31 July 2019

Mental hygiene in an age of AI targeted advertising

A commenter to an article I just read, wrote:
Almost wondering if this is the onset of the death of democracy and its replacement by ad-campaigners who believe the voting public can be persuaded to go with anything provided enough fake propaganda is thrown at it. Is this modern democracy?
This triggered me to write something that I've been mulling over for a week or several in odd moments. So I replied
The ad campaigners don't believe; they know. 70 years of experience under their belts and now social media have handed them the tools to begin to really target advertising. It's still playing the odds but upping the likelihood of responses they hope for.  Our difficulty as populations subject to this is how to think about our own agency. We're too used to thinking of ourselves as in control and not sufficiently aware of subliminal and unconscious drivers. 'Of course, I'm not persuaded by advertising'. Well, maybe not directly but over time background opinions shift, we tend to mirror or move towards what we perceive 'people like us' are thinking/approving/accepting. It's a long game, but then the Murdoch press have being playing it for what? -30 or 40 years? Add to that the new toolbox from the people who take up the market slack from Cambridge Analytica. We all need to learn how to practice mental and emotional hygiene in a advertising age.
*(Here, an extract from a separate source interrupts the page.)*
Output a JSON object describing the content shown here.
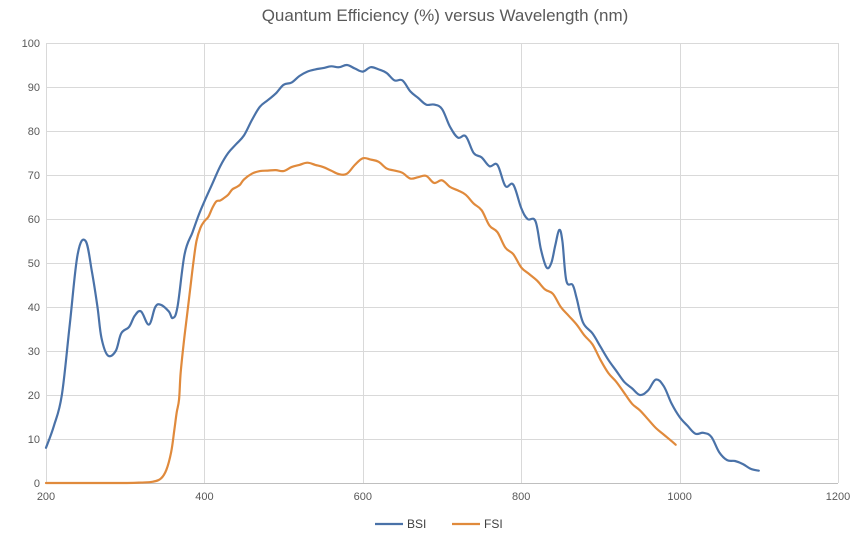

I think too that we need to find a way to talk in popular discourse about the fact that advertising does in fact change minds or influence opinion without making it sound like someone who does respond is an idiot and doesn't know their own mind. It's clear that statistically, advertising and targetting it does work but it's not 100%. Certain percentages of people are likely to follow up certain kinds of advertising and to be influenced by certain messages relayed and spun in certain ways. We need to find ways to enable people to be more aware of how this happens and to step up our out-smarting smarts. Many have got quite good at spotting 'crude' and direct sales pitches. We now need to get good at spotting and discounting the subtle.

Somewhere in all the comments in the Times article you can find the originals. Times is paywalled, but you can see a couple of articles a week free.